The effectiveness of the fixing as a tool to manage yuan depreciation expectations is limited, said analysts at Nomura in a note.

“We believe that, if onshore spot USD/CNY rises above the 7.30 level, market activity will shift where USD demand strengthens versus sellers,” the Nomura analysts said, adding that this will present a challenge to authorities if they don’t allow the yuan fixing to get weaker.

Nomura suggested to go long dollar against the offshore yuan.

The spot yuan opened at 7.2524 per dollar and was last trading 105 pips lower than the previous late session close at 7.2553 as of 0239 GMT.

China’s yuan consolidates near 3-1/2-month low as investors await Trump policy clues

Actual tariff announcements and negotiations will drive the yuan in coming quarters, said Liang Ding, an analyst at research firm Macro Hive.
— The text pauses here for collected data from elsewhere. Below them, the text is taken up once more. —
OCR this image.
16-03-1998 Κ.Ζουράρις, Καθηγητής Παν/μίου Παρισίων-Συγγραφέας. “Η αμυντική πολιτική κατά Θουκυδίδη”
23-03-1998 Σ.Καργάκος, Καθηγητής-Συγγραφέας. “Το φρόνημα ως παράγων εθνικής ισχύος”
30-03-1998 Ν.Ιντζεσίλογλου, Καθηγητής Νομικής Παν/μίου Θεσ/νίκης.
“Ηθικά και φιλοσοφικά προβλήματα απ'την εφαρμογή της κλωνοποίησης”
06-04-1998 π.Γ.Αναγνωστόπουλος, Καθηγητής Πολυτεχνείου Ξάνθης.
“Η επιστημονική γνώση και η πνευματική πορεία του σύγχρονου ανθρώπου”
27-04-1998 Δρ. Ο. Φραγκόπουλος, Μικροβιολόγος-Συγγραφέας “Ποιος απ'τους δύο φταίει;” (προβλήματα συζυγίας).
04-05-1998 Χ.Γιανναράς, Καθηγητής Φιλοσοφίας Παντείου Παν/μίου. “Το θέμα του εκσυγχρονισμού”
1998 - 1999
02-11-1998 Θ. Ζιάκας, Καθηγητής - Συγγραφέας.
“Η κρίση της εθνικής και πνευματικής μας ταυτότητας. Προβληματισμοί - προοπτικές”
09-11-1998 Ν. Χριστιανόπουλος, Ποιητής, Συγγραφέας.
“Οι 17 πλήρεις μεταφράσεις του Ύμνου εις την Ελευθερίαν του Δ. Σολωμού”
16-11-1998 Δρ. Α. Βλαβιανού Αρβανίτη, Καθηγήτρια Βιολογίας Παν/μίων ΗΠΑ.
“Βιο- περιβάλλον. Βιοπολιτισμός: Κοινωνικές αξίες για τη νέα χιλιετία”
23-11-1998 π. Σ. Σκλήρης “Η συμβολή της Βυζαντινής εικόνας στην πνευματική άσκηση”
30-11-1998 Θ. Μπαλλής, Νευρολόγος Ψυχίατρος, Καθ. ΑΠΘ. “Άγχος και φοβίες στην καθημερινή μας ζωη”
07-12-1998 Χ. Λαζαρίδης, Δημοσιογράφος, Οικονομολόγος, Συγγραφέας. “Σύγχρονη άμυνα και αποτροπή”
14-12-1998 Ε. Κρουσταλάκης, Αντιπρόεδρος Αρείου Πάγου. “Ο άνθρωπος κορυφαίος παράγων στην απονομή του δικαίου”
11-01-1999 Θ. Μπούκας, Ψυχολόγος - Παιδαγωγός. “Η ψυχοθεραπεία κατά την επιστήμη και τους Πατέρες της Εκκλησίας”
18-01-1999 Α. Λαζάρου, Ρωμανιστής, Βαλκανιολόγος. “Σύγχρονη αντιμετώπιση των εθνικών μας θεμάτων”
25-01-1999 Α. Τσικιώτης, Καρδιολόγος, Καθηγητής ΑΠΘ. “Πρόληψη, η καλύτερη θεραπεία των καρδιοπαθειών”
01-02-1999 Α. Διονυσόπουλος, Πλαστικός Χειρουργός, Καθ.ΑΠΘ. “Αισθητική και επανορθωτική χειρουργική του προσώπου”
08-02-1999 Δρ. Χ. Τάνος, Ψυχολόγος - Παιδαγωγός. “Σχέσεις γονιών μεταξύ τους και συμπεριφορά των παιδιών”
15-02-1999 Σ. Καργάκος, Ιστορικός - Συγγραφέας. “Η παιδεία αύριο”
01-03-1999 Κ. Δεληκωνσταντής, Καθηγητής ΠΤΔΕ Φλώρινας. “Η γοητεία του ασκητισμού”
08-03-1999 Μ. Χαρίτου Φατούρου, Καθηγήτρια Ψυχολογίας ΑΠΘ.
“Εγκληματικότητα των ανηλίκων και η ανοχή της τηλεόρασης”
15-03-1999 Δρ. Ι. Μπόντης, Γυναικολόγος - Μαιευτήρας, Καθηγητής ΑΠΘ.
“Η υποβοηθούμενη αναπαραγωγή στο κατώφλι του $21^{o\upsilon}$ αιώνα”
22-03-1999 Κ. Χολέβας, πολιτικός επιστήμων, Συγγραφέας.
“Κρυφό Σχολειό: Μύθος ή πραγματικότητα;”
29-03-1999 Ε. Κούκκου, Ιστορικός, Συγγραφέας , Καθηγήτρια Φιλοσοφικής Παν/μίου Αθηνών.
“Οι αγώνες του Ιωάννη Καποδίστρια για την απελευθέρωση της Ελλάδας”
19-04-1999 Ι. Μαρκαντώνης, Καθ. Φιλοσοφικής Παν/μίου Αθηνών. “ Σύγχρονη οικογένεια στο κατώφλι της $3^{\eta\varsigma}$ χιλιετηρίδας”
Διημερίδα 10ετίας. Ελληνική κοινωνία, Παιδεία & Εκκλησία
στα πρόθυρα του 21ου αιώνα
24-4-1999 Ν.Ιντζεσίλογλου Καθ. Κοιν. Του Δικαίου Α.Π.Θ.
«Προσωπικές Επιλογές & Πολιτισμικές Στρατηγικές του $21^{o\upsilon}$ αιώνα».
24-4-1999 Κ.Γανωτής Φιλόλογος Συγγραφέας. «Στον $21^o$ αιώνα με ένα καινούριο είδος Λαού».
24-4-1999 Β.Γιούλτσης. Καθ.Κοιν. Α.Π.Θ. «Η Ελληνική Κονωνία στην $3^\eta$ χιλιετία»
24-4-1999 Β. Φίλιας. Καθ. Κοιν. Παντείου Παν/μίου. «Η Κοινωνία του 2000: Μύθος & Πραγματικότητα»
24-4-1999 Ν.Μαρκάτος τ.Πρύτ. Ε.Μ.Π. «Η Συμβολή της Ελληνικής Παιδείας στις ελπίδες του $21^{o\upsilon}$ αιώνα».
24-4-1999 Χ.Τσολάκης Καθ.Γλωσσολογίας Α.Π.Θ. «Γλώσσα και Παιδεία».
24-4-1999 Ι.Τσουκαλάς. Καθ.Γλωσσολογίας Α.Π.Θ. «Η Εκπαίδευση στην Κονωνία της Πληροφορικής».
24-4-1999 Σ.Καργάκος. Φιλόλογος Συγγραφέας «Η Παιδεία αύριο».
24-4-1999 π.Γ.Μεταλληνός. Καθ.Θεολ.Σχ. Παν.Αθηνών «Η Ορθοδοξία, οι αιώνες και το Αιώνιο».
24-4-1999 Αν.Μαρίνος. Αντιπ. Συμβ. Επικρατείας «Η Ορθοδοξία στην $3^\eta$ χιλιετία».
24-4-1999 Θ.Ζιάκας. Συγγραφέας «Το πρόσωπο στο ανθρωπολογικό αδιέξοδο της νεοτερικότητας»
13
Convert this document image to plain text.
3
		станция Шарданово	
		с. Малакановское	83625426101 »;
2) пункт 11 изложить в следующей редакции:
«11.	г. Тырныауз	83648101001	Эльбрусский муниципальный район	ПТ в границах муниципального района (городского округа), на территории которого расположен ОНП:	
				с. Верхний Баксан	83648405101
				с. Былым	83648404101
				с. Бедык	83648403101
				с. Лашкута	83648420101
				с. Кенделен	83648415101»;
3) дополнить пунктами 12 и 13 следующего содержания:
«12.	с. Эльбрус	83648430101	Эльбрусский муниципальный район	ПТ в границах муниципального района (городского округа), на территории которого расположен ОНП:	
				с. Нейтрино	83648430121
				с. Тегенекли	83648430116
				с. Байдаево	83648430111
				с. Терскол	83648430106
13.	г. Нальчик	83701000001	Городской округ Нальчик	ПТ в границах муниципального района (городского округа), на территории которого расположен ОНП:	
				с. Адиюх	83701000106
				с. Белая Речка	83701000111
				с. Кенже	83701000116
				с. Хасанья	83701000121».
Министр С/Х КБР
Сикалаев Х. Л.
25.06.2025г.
“Given the ‘promise made, promise kept’ rhetoric of the Trump campaign, markets may begin to price in additional risk premia related to the second trade war as Trump’s inauguration approaches,” Ding said.

During Trump’s first term as president, the yuan weakened about 5% against the dollar after the initial round of US tariffs on Chinese goods in 2018, and fell another 1.5% a year later when trade tensions escalated.

As part of his pitch to boost American manufacturing during the recent election campaign, Trump said he would impose tariffs of 60% or more on goods from China.

The proposed tariffs, as well as other policies such as tax cuts, are seen as inflationary and likely to keep US interest rates relatively high, hurting currencies of US trading partners.

The dollar’s six-currency index was 0.075% lower at 107.27.